Art organizes ideas to entities that become perceivable. Sometimes art gives answers, but more often it raises new questions and forces us to think. Art helps us to see more. Art empowers us to think and create ideas that we wouldn’t be able to think or understand without it. For example, a musical performance can reveal emotions that you were not aware of. Leonardo da Vinci was a master in pinpointing the details by using visual effects to highlight (or hide) and give life to paintings.

Salvator Mundi. Painting by Leonardo da Vinci.

Our design principle 2 is Explaining and raising questions. When we design a product a or systems, we can ask: how the system can help us to better understand it and its’ purpose in the wider context? Why does this specific system or product exist?

Can we use technologies and solutions from arts to make things understandable, to highlight features or to communicate status? What can we do with colors, shapes, sounds, movement, materials, by breaking conventional boundaries, collaboration, by abstraction or realistic presentations, or by bringing together unexpected elements? Can we pinpoint or hide features by adding or removing material, by creating transparency by design or enabling other elements to connect with our system?

Leaf bridge was project (2018) to bring together art, biomimicry, materials, engineering and purpose.

Leaf bridge.

Engineering

”Engineering is the use of scientific principles to design and build machines, structures, and other items, including bridges, tunnels, roads, vehicles, and buildings.” – Wikipedia-

What is the purpose of engineering? Engineering brings together the best knowledge we have about a specific domain and challenges us to seek better solutions. It creates new technical artifacts for specific needs by bringing together the right skills, technologies, innovation and leadership.

Engineering and art are similar in many ways. Appropriate technologies, methods and tools are needed to reach the goal. Collaboration and cross disciplinarity are fundamental prerequisites in most projects. While art aims to explain or raise questions, engineering aims to give answers: this is how you do it.

Engineering solution need not be always perfect. Often good enough or better than earlier is ok. Engineering result is a snapshot in the story of technical evolution.

Our design principle 3 is Continuous improvement and technical curiosity. When we design new artefact, we need to ask: Which tools, methods, principles, competences or ideas will lead us to better solution this time? What should be different than earlier? What new is available? Should we get rid of some old thinking?

The history of mankind is the story of technical evolution, victories and continuous strive for better life. Unfortunately many of the brightest inventions have turned against us in the global scale, such as the many avenues leading to climate catastrophe.

What if all engineering would fundamentally consider the systemic implications of the solutions, going beyond single business case? Not only asking how, but also what and why? Instead of building better products, building better planet? It might be useful to understand what is the mechanism how good inventions lead to bad results over time.

Summary

Our three design principles are:

  1. Maintaining the system
  2. Explaining and raising questions
  3. Continuous improvement and technical curiosity

There has never been as many artists, innovators and engineers as we have today.
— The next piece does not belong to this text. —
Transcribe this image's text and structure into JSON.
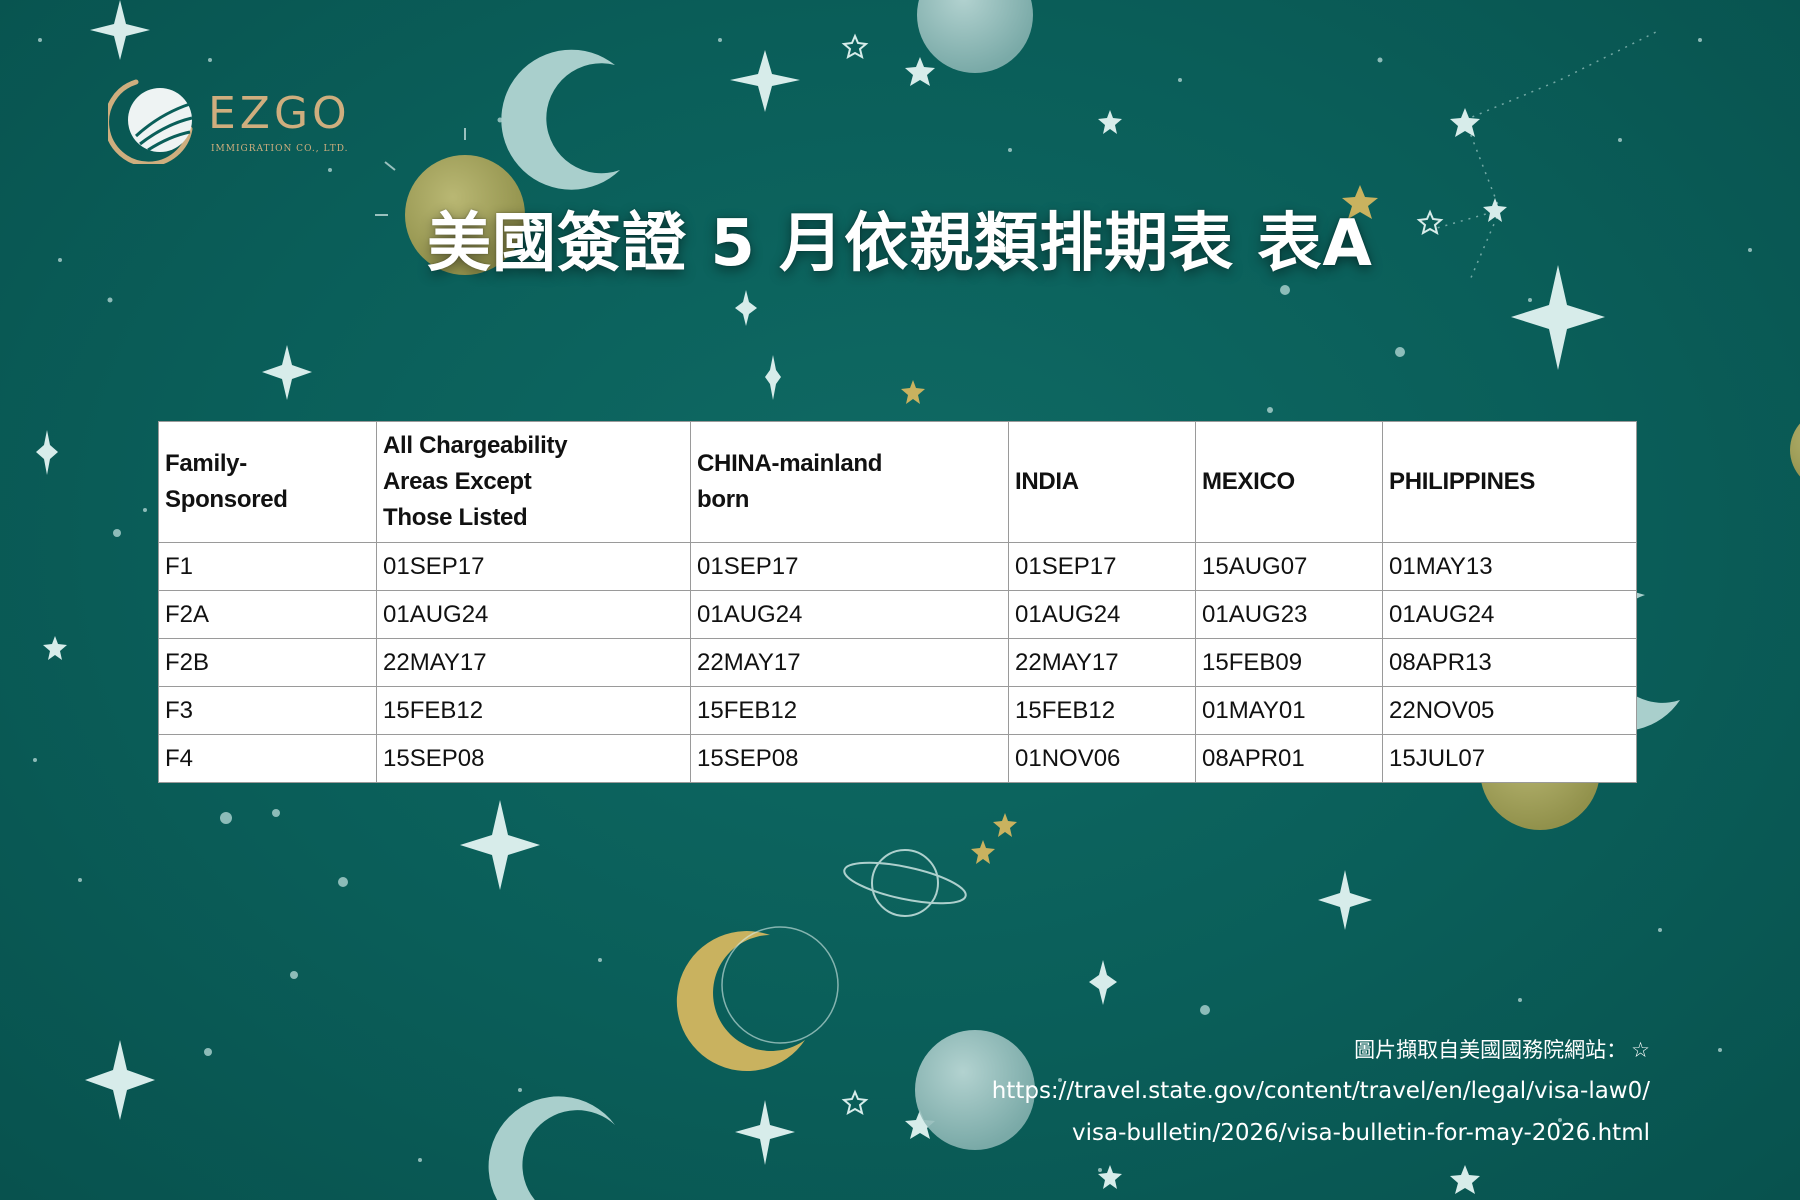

We have the brightest and fast evolving technologies, materials and tools in our hands. We can collaborate globally and share ideas quickly.

Why, then, we are not really learning from the best teacher, the nature, about creating sustainable systems and environments? What would happen if we really could learn and implement?

3D printing is a globally emerging approach for creating sustaible systemic solutions. Today some of the ideas mentioned in this article can be implemented with 3D printing technologies. In the future, most of the ideas are feasible. For example, self maintaining systems are already explored in numerous research groups. Artists have started to use 3D printing and many ideas are transferred to products. 3D printing enables fast iteration and cost efficient exploration of new ideas.

3D printing eliminates many practical limitations, in the same manner as violin gives full freedom for artistic creativity.